Ho detto, o Mnesippo, tra molti questi cinque fatti venutimi a mano. Ora si dee decidere chi di noi due dovrà aver tagliata o la lingua o la destra. Chi dunque giudicherà?
Mnesippo. Nessuno: chè non abbiamo stabilito un giudice del nostro discorso. Ma sai che faremo? Giacchè ora abbiamo saettato senza bersaglio, un’altra volta prenderemo un arbitro, e gli conteremo di altri amici: e poi chi sarà vinto avrà tagliata o io la lingua, o tu la mano. Ma no: saria una stoltezza. Giacchè tu hai in gran pregio l’amicizia, ed io la tengo come la cosa più bella e più preziosa che gli uomini possano possedere; perchè anche noi non facciamo un patto di essere amici da questo punto, e di amarci per sempre? Così entrambi vinceremo, ed avremo grandi premi, chè invece di una lingua e di una destra ciascuno di noi ne avrà due, e avrà quattr’occhi, e quattro piedi, e in tutto sarà doppio. Due o tre amici uniti sono come il Gerione, che i dipintori rappresentano con sei mani e tre teste, perchè io credo che questa sia una figura di tre amici che fanno ogni cosa insieme concordemente.

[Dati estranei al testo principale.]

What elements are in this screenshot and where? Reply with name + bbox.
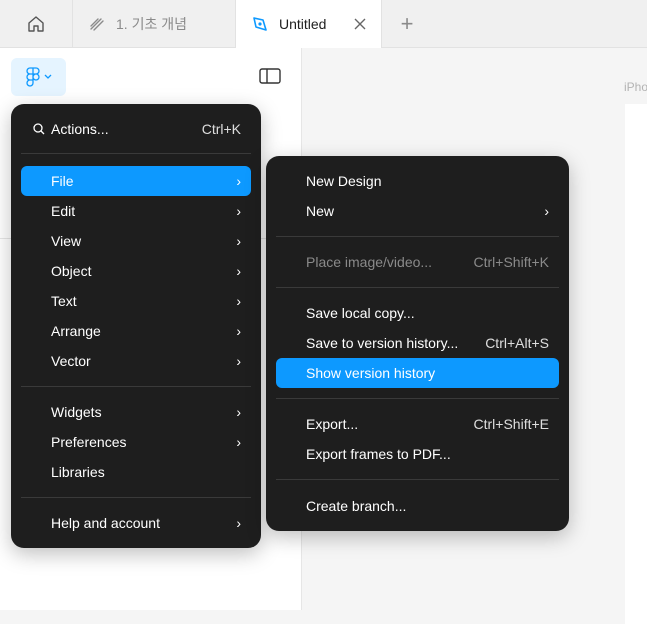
menu-item-save-local-copy[interactable]: Save local copy...	[276, 298, 559, 328]
menu-item-label: Place image/video...	[306, 254, 433, 270]
new-tab-button[interactable]: +	[382, 0, 432, 47]
menu-item-view[interactable]: View ›	[21, 226, 251, 256]
menu-item-label: Edit	[51, 203, 76, 219]
menu-item-help-and-account[interactable]: Help and account ›	[21, 508, 251, 538]
menu-item-shortcut: Ctrl+Shift+E	[473, 416, 549, 432]
menu-item-label: Text	[51, 293, 77, 309]
menu-item-label: New Design	[306, 173, 382, 189]
main-menu-button[interactable]	[11, 58, 66, 96]
menu-item-object[interactable]: Object ›	[21, 256, 251, 286]
figjam-pen-icon	[253, 17, 267, 31]
menu-item-text[interactable]: Text ›	[21, 286, 251, 316]
menu-separator	[276, 287, 559, 288]
main-menu: Actions... Ctrl+K File › Edit › View › O…	[11, 104, 261, 548]
tab-bar: 1. 기초 개념 Untitled +	[0, 0, 647, 48]
chevron-right-icon: ›	[236, 515, 241, 531]
menu-item-preferences[interactable]: Preferences ›	[21, 427, 251, 457]
menu-item-label: Object	[51, 263, 92, 279]
chevron-right-icon: ›	[236, 323, 241, 339]
menu-separator	[21, 386, 251, 387]
menu-item-libraries[interactable]: Libraries	[21, 457, 251, 487]
menu-separator	[276, 398, 559, 399]
menu-item-export-frames-to-pdf[interactable]: Export frames to PDF...	[276, 439, 559, 469]
menu-item-label: Widgets	[51, 404, 102, 420]
actions-label: Actions...	[51, 121, 109, 137]
menu-item-file[interactable]: File ›	[21, 166, 251, 196]
menu-separator	[276, 236, 559, 237]
menu-item-label: Vector	[51, 353, 91, 369]
file-submenu: New Design New › Place image/video... Ct…	[266, 156, 569, 531]
menu-item-label: Help and account	[51, 515, 160, 531]
tab-untitled[interactable]: Untitled	[236, 0, 382, 48]
menu-item-show-version-history[interactable]: Show version history	[276, 358, 559, 388]
tab-untitled-label: Untitled	[279, 16, 327, 32]
chevron-right-icon: ›	[236, 293, 241, 309]
menu-item-widgets[interactable]: Widgets ›	[21, 397, 251, 427]
home-icon	[28, 15, 44, 32]
tab-document-label: 1. 기초 개념	[116, 15, 187, 32]
chevron-right-icon: ›	[236, 434, 241, 450]
menu-item-label: View	[51, 233, 82, 249]
actions-search-item[interactable]: Actions... Ctrl+K	[21, 114, 251, 144]
menu-item-label: File	[51, 173, 74, 189]
chevron-right-icon: ›	[236, 404, 241, 420]
chevron-right-icon: ›	[544, 203, 549, 219]
tab-home[interactable]	[0, 0, 73, 47]
menu-item-vector[interactable]: Vector ›	[21, 346, 251, 376]
menu-item-label: Show version history	[306, 365, 436, 381]
chevron-right-icon: ›	[236, 353, 241, 369]
menu-separator	[276, 479, 559, 480]
draft-icon	[90, 17, 104, 31]
sidebar-toggle-icon[interactable]	[259, 68, 281, 84]
menu-item-label: Libraries	[51, 464, 105, 480]
menu-item-shortcut: Ctrl+Alt+S	[485, 335, 549, 351]
figma-logo-icon	[25, 67, 40, 87]
close-icon[interactable]	[353, 17, 367, 31]
chevron-right-icon: ›	[236, 203, 241, 219]
menu-item-create-branch[interactable]: Create branch...	[276, 491, 559, 521]
menu-item-label: Preferences	[51, 434, 127, 450]
menu-item-export[interactable]: Export... Ctrl+Shift+E	[276, 409, 559, 439]
menu-item-label: Export...	[306, 416, 359, 432]
menu-item-arrange[interactable]: Arrange ›	[21, 316, 251, 346]
chevron-down-icon	[44, 74, 51, 79]
actions-shortcut: Ctrl+K	[201, 121, 241, 137]
chevron-right-icon: ›	[236, 263, 241, 279]
menu-item-new-design[interactable]: New Design	[276, 166, 559, 196]
menu-item-label: Save local copy...	[306, 305, 415, 321]
menu-item-label: Save to version history...	[306, 335, 459, 351]
menu-item-label: New	[306, 203, 335, 219]
menu-item-edit[interactable]: Edit ›	[21, 196, 251, 226]
menu-item-save-to-version-history[interactable]: Save to version history... Ctrl+Alt+S	[276, 328, 559, 358]
frame-label[interactable]: iPho	[624, 80, 647, 94]
tab-document[interactable]: 1. 기초 개념	[73, 0, 236, 47]
frame[interactable]	[625, 104, 647, 624]
menu-item-label: Arrange	[51, 323, 101, 339]
menu-item-new[interactable]: New ›	[276, 196, 559, 226]
menu-item-label: Create branch...	[306, 498, 407, 514]
menu-item-shortcut: Ctrl+Shift+K	[473, 254, 549, 270]
search-icon	[33, 123, 45, 135]
menu-item-label: Export frames to PDF...	[306, 446, 451, 462]
menu-separator	[21, 497, 251, 498]
plus-icon: +	[400, 10, 414, 36]
chevron-right-icon: ›	[236, 233, 241, 249]
menu-item-place-image: Place image/video... Ctrl+Shift+K	[276, 247, 559, 277]
chevron-right-icon: ›	[236, 173, 241, 189]
menu-separator	[21, 153, 251, 154]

Tossari. Ben dici: e facciamo così.
Mnesippo. Ma non ci è bisogno, o Tossari, nè di sangue nè di scimitarra per assodare la nostra amicizia. Il presente ragionamento, e la simiglianza de’ sentimenti, ci legheranno più che quel calice in cui voi bevete: perchè io credo che in questo bisogna sentimento non giuramento.